The Reagan Show
Time Out says
Smartly judged in terms of scope, this documentary takes a found-footage approach to the president’s iconic potency, which was carefully finessed.
Doesn’t the idea of a ‘Hollywood president’ seem quaint now? This masterful documentary is built entirely from Ronald Reagan’s press and TV appearances (and the steady throb of Beethoven’s ominous ‘Seventh Symphony’), resulting in a fascinating takeaway. The man’s carefully orchestrated image – fortified with ‘High Noon’-style rectitude – and his political power were one and the same. Behind the smile was a more thoughtful person, haunted by TV’s ‘The Day After’ and the existential threat of nuclear holocaust. (With those same tensions escalating once again, it’s redemptive – and a little odd – to find sobriety in Reagan, a man hounded by charges of shallowness and mental decline.)

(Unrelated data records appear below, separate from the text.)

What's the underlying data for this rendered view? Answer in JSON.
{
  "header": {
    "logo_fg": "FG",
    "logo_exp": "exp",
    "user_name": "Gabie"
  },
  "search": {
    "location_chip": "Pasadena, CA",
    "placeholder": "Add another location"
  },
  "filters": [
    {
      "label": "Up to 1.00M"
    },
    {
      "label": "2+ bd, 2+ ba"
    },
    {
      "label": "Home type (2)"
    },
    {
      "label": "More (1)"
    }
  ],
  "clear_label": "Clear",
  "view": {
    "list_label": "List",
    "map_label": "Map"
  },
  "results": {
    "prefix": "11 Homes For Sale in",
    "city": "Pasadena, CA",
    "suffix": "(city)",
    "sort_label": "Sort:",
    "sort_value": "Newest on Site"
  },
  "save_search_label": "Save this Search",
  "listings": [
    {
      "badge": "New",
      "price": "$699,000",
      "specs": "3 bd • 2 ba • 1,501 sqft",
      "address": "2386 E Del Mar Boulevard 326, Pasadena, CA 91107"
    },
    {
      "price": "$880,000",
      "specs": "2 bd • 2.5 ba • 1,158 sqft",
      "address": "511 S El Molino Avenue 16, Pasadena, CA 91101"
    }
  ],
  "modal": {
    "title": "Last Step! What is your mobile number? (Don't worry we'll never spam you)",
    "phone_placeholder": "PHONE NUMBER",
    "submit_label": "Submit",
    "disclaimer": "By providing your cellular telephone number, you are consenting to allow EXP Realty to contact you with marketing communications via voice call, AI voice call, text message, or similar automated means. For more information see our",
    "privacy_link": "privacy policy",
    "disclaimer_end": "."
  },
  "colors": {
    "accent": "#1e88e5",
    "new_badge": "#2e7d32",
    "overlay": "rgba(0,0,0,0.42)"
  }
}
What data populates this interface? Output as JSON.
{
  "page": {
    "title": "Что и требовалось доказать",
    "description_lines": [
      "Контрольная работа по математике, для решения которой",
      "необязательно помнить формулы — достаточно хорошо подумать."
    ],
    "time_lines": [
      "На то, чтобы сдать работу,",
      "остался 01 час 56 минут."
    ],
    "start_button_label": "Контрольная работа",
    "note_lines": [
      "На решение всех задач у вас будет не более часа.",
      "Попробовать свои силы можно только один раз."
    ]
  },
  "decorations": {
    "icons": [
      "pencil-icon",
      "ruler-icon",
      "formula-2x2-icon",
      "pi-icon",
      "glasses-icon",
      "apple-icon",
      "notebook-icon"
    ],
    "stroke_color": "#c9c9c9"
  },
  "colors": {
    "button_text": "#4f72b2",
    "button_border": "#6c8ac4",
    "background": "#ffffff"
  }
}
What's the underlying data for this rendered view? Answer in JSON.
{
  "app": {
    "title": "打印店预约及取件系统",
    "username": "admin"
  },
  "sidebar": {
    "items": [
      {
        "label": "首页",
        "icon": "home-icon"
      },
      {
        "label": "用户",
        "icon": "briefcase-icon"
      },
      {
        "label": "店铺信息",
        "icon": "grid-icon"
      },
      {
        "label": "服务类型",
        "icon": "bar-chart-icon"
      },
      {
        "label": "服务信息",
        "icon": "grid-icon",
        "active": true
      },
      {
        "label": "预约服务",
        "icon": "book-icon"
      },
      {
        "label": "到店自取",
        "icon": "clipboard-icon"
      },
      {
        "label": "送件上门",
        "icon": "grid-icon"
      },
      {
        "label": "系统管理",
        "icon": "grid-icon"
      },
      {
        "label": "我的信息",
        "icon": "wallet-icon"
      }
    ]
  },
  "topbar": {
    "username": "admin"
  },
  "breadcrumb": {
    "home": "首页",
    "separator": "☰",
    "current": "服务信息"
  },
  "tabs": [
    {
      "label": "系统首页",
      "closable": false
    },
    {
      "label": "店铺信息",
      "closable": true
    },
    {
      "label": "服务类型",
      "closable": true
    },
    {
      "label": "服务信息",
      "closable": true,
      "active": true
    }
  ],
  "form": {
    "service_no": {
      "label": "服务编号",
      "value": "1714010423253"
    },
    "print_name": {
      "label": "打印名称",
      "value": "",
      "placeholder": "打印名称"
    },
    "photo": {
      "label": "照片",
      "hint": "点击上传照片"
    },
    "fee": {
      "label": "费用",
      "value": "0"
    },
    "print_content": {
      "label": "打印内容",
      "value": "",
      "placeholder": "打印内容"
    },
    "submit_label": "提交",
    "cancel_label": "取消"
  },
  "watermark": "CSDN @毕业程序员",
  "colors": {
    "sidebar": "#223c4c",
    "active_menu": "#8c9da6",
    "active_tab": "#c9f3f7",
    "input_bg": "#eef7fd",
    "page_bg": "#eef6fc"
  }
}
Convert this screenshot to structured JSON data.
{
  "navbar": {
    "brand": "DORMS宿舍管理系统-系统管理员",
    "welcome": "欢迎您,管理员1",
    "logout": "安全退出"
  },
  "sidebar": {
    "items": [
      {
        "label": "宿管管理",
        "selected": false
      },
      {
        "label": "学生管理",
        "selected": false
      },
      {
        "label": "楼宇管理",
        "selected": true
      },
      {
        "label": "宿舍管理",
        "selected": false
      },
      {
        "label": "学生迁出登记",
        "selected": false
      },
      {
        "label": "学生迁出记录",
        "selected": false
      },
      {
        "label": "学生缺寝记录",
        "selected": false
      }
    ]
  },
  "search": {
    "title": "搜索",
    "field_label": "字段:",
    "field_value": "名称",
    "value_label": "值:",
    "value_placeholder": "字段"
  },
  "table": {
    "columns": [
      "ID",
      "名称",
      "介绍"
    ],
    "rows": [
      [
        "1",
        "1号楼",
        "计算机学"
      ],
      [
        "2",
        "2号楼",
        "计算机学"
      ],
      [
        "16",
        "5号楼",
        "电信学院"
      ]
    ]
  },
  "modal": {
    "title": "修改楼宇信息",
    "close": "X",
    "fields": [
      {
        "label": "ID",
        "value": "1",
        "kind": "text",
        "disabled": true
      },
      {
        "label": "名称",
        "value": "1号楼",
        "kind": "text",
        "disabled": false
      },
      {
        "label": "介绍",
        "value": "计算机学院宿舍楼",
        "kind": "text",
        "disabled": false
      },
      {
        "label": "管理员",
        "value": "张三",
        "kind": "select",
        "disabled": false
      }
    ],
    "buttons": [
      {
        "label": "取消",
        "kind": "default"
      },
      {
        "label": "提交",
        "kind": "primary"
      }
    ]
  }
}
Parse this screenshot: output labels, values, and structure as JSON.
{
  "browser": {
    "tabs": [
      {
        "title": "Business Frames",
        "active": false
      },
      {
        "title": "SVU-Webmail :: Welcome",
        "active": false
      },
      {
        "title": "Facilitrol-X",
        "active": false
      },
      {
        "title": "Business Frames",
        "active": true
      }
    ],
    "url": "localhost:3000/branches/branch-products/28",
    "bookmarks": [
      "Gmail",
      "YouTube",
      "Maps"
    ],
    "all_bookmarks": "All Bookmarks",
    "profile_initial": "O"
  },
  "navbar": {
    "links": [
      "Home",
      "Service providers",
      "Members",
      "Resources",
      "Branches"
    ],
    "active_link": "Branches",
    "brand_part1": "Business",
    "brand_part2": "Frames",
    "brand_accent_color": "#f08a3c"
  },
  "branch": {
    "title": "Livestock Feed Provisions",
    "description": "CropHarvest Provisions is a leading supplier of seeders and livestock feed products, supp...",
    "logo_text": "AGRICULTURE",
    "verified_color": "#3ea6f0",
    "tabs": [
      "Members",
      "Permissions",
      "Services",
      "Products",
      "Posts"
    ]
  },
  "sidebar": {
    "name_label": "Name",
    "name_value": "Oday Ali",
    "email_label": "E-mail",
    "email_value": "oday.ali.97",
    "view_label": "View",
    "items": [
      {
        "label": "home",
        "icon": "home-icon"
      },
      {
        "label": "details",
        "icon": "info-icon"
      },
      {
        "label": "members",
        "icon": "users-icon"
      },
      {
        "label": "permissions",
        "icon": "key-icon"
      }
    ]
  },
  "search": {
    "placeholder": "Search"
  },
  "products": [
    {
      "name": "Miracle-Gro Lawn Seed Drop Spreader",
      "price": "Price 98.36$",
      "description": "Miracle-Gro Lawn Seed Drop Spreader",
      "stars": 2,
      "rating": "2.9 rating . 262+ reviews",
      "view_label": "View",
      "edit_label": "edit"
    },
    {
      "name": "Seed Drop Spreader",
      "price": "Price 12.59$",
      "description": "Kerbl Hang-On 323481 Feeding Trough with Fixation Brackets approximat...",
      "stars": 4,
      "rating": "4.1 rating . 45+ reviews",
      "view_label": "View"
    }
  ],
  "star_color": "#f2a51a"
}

Before wading into the meat of their film, co-directors Sierra Pettengill and Pacho Velez include entertaining appetisers: clips of Ronnie and Nancy horsing around on a ranch or bantering in front of the camera like the old married couple they were. Not so secretly, they were milking every staged press opportunity for momentum. When the global stakes escalate, the film deepens into a fascinating study of political gamesmanship. An oblique history of ’80s disarmament laden with revealing off-camera asides, ‘The Reagan Show’ makes the glossy surface profound. It’s the most crucial and unique doc of the moment, apart from the one that’s unfolding on the news every night.